Сегодня можно с полным основанием утверждать, что современный западный детектив, за редким исключением, перестает быть пищей для прихотливой игры ума и всего лишь увлекательным и развлекательным чтением. Понятие «детектив» трактуется в данном случае широко — в него включаются и традиционная история раскрытия преступления, и произведение, написанное от лица преступника, и шпионский роман.
Попытка универсального определения этого широкого понятия предпринята известным болгарским писателем и теоретиком жанра Богомилом Раиновым: «В своем развитии детективный роман сумел низвергнуть и разрушить почти все каноны, пытавшиеся определить и ограничить его специфику. Но при всей, так сказать, необузданности этого развития, во всех своих перевоплощениях детективный жанр сохранил одну существенную тематическую черту: литературное повествование в нем неизменно связано с преступлением. А будет ли внимание автора обращено на действия блюстителя закона или его нарушителя, раскроет ли он нам драму следователя, или драму преступника, будет ли покушение касаться отдельной личности или всего общества, окажется ли тот, кто борется против нарушителя, представителем определенной общественной группы или будет действовать в силу личных побуждений — все это подробности, не затрагивающие специфики повествования… мы можем считать детективным романом лишь такое произведение, в котором преступление рассматривается не как эпизод или повод для развития действия, а как основная тема, которой следуют и с которой в той или иной степени связаны все конфликты, драмы и события, введенные автором в повествование. Это единственное возможное определение, позволяющее причислить к жанру тысячи детективных произведений во всех их разновидностях — от „Приключений Шерлока Холмса“ до расследований инспектора Мегрэ, от романа-задачи Агаты Кристи до романа-авантюры Реймонда Чендлера, от соперничества умов убийцы и следователя в книгах Дороти Сэйерс до грубых кулачных и пистолетных стычек в произведениях Картера Брауна».[2]
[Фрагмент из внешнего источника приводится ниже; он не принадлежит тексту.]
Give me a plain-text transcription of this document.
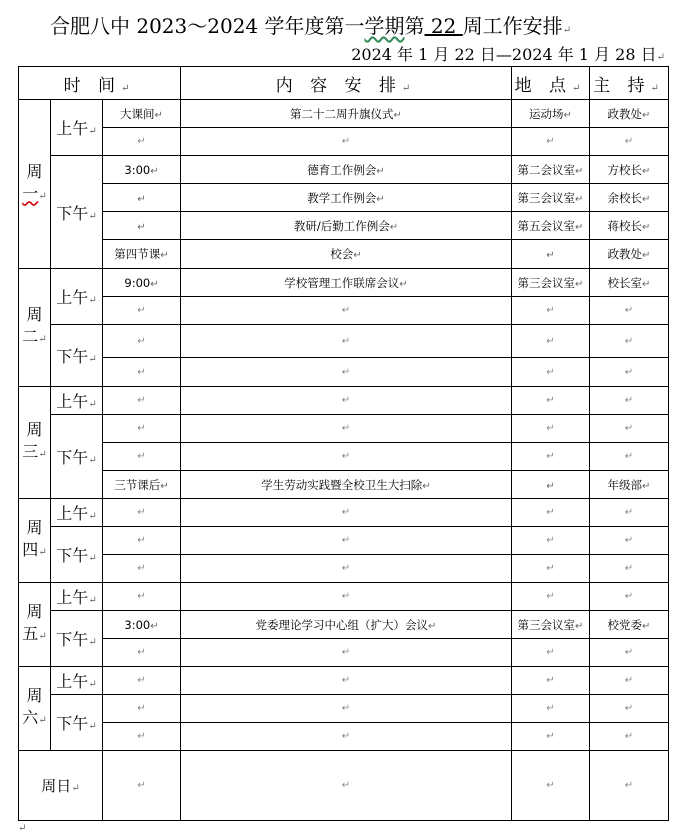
合肥八中 2023～2024 学年度第一学期第 22 周工作安排↵
2024 年 1 月 22 日—2024 年 1 月 28 日↵
时 间↵			内 容 安 排↵	地 点↵	主 持↵
周
一↵	上午↵	大课间↵	第二十二周升旗仪式↵	运动场↵	政教处↵
		↵	↵	↵	↵
	下午↵	3:00↵	德育工作例会↵	第二会议室↵	方校长↵
		↵	教学工作例会↵	第三会议室↵	余校长↵
		↵	教研/后勤工作例会↵	第五会议室↵	蒋校长↵
		第四节课↵	校会↵	↵	政教处↵
周
二↵	上午↵	9:00↵	学校管理工作联席会议↵	第三会议室↵	校长室↵
		↵	↵	↵	↵
	下午↵	↵	↵	↵	↵
		↵	↵	↵	↵
周
三↵	上午↵	↵	↵	↵	↵
	下午↵	↵	↵	↵	↵
		↵	↵	↵	↵
		三节课后↵	学生劳动实践暨全校卫生大扫除↵	↵	年级部↵
周
四↵	上午↵	↵	↵	↵	↵
	下午↵	↵	↵	↵	↵
		↵	↵	↵	↵
周
五↵	上午↵	↵	↵	↵	↵
	下午↵	3:00↵	党委理论学习中心组（扩大）会议↵	第三会议室↵	校党委↵
		↵	↵	↵	↵
周
六↵	上午↵	↵	↵	↵	↵
	下午↵	↵	↵	↵	↵
		↵	↵	↵	↵
周日↵		↵	↵	↵	↵
↵
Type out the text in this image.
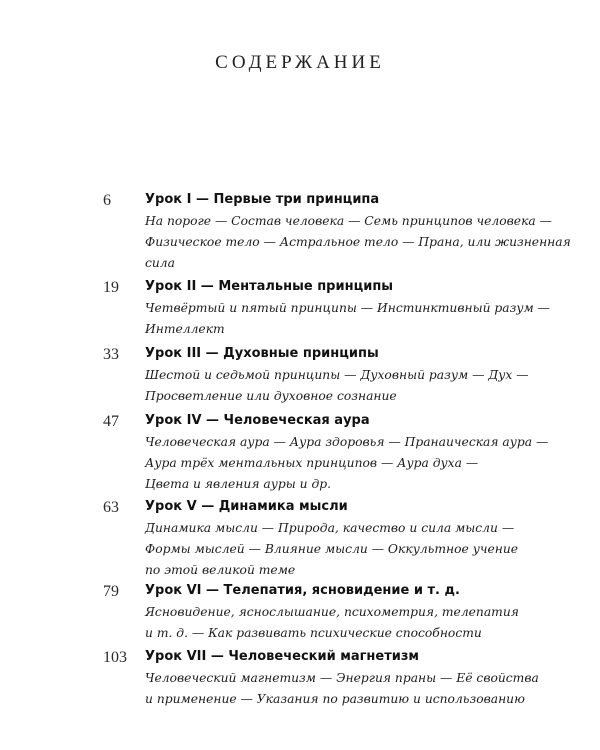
СОДЕРЖАНИЕ
6	Урок I — Первые три принципа
На пороге — Состав человека — Семь принципов человека —
Физическое тело — Астральное тело — Прана, или жизненная
сила
19 Урок II — Ментальные принципы
Четвёртый и пятый принципы — Инстинктивный разум —
Интеллект
33 Урок III — Духовные принципы
Шестой и седьмой принципы — Духовный разум — Дух —
Просветление или духовное сознание
47 Урок IV — Человеческая аура
Человеческая аура — Аура здоровья — Пранаическая аура —
Аура трёх ментальных принципов — Аура духа —
Цвета и явления ауры и др.
63 Урок V — Динамика мысли
Динамика мысли — Природа, качество и сила мысли —
Формы мыслей — Влияние мысли — Оккультное учение
по этой великой теме
79 Урок VI — Телепатия, ясновидение и т. д.
Ясновидение, яснослышание, психометрия, телепатия
и т. д. — Как развивать психические способности
103 Урок VII — Человеческий магнетизм
Человеческий магнетизм — Энергия праны — Её свойства
и применение — Указания по развитию и использованию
Внимательно следя за развитием современного детектива во всем его многообразии, нельзя не заметить процесса его нарастающей идеологизации, стремления откликнуться на самые животрепещущие проблемы наших дней. Теперь идеологические коллизии характерны не только для политического детектива или шпионского романа. Социальная тема вторгается и в самый обычный детектив, написанный в русле признанного канона. Таков естественный ход литературного развития. Игра, сталкиваясь с реальностью, терпит поражение. И события действительной жизни властно заполняют, захлестывают хитроумную, но абстрактную схему.
Тут, конечно, немалую роль играют и читатели. Открывая новое произведение излюбленного жанра, читатель вряд ли увлечется еще одним рассказом об убийстве на почве ревности в глухой деревушке или каком-то заштатном городке. Ему интереснее прочесть в остросюжетной форме о тех событиях, которые ему каждый день преподносят газеты, радио и телевидение.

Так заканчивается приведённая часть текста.